An alternative to antacids is an H2 blocker. The first such
medication, cimetidine, blocked stomach acid production, was discovered
in 1971 and was approved for use in the U.S. in 1979. Cimetidine
has quite a few side effects, potent interactions with other
medications and a short half-life that necessitates frequent
dosing. It fell out of favor as scientists developed more potent
H2 blockers with longer duration of action, no drug interactions and
many fewer side effects. For many years these drugs, ranitidine
(Zantac) and famotidine (Pepcid), replaced cimetidine and antacids as
the go-to treatment for reflux, heartburn, and stomach ulcer.
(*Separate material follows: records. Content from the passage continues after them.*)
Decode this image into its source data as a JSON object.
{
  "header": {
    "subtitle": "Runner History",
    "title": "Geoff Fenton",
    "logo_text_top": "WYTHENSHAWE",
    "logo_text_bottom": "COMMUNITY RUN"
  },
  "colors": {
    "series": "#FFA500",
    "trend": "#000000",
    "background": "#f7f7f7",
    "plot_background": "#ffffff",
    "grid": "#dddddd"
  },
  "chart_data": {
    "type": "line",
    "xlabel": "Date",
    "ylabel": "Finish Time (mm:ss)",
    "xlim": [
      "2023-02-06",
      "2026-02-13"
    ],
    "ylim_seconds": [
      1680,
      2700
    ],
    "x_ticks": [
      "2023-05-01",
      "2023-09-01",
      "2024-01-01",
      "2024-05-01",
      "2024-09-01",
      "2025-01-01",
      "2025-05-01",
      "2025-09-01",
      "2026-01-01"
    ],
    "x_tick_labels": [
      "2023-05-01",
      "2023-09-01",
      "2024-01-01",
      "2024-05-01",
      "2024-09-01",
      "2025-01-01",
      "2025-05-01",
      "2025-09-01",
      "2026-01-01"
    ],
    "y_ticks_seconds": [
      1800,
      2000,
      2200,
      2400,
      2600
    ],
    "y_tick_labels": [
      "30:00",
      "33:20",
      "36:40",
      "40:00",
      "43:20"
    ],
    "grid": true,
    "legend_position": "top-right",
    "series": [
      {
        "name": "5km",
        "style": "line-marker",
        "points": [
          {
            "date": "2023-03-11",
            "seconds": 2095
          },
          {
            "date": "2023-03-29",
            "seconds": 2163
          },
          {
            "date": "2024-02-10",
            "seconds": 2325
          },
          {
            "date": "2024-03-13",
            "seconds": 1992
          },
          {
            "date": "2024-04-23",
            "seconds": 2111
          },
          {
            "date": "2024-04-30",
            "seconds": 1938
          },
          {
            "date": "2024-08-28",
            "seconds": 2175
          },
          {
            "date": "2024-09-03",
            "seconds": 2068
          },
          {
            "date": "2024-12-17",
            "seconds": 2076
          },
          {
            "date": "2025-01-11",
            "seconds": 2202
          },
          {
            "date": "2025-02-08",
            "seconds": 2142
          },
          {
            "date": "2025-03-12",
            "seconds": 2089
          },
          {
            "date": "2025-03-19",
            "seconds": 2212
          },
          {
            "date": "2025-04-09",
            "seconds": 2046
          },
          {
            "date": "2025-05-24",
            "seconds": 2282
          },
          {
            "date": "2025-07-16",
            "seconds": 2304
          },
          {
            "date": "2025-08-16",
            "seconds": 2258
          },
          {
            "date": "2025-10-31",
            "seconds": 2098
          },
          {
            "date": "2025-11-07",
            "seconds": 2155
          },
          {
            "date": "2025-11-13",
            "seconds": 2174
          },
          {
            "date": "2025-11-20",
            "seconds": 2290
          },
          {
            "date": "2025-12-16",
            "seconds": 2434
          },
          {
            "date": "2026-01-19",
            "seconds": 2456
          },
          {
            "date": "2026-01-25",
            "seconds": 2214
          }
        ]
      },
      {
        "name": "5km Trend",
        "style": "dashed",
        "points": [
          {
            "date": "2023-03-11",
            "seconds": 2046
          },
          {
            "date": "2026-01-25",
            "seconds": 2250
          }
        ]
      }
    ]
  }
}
They weren’t perfect, though. None of them completely block
acid production, leaving some people to suffer. And, as I
reported in the August 2017 DrG’sMediSense, they have an
anti-cholinergic effect that can cause memory loss.
Then came omeprazole and a slew of other related medications called
proton pump inhibitors (PPI) that block stomach cells’
acid-producing mechanism. Some others are lansoprazole,
dexlansoprazole, rabeprazole, pantoprazole and esomeprazole.
Because the blockade is irreversible, acid inhibition is more potent
and long-lasting. PPIs were originally indicated for acute ulcer,
to be taken for at most two months, or for treatment of an Helicobacter
pylori infection for 6 weeks. Those recommendations have gone by
the wayside and, over time, more and more people have used them for
esophageal reflux or non-ulcer stomach upset, and stay on them
permanently.
There are problems with that approach. PPIs have potential
long-term problems that are concerning. All medications that
reduce stomach acid affect absorption of nutrients that are best
absorbed with an acidic stomach. H2 blockers have this problem
also, but less so, since they induce less complete acid reduction.
Some affected nutrients are protein, vitamins C and folic acid and many
minerals – iron, calcium, magnesium, copper, chromium, selenium,
manganese and some ultra-trace minerals necessary for health.
Magnesium deficiency may be severe enough to cause muscle, heart and
seizure problems.
PPIs block an enzyme that allows nitric oxide generation, which could
have serious long-term health effects. Nitric oxide is
necessary for normal blood pressure and vascular function (see
DrG’sMediSense August 2017 issue). PPI’s also block
activation of some medications and contribute to high levels of others.
They are also associated with an increased risk of hip fracture, likely
from impaired nutrient absorption. Intestinal infections are more
common, since the first line of defense against ingested bacteria,
namely stomach acid, is gone. People on PPIs get more stomach
polyps and possibly cancer.
So, what’s a reflux sufferer to do? Get away from
widespread PPI use and relegate them to acute ulcer treatment.
Try an H2 blocker at bedtime. Or try sucralfate, a medicine that
merely coats the lining of the esophagus and stomach. It works
best when dissolved in water (it may need some gentle mashing to make
it a palatable slurry) and taken up to four times per day.
It’s not absorbed into the body, so it won’t cause
system-wide adverse effects. The major downside is it may
decrease absorption of other medications and food nutrients, so
it’s best taken 2 hours after a meal or medication. Use an
antacid for breakthrough symptoms, no matter what plan you choose.
The best approach is to be serious
about avoiding the foods and beverages mentioned above, losing the
large abdomen, reducing meal size, stopping smoking, avoiding corsets
and clothes that feel like one, and eating at least three hours before
lying down. All might eliminate the need for any medication.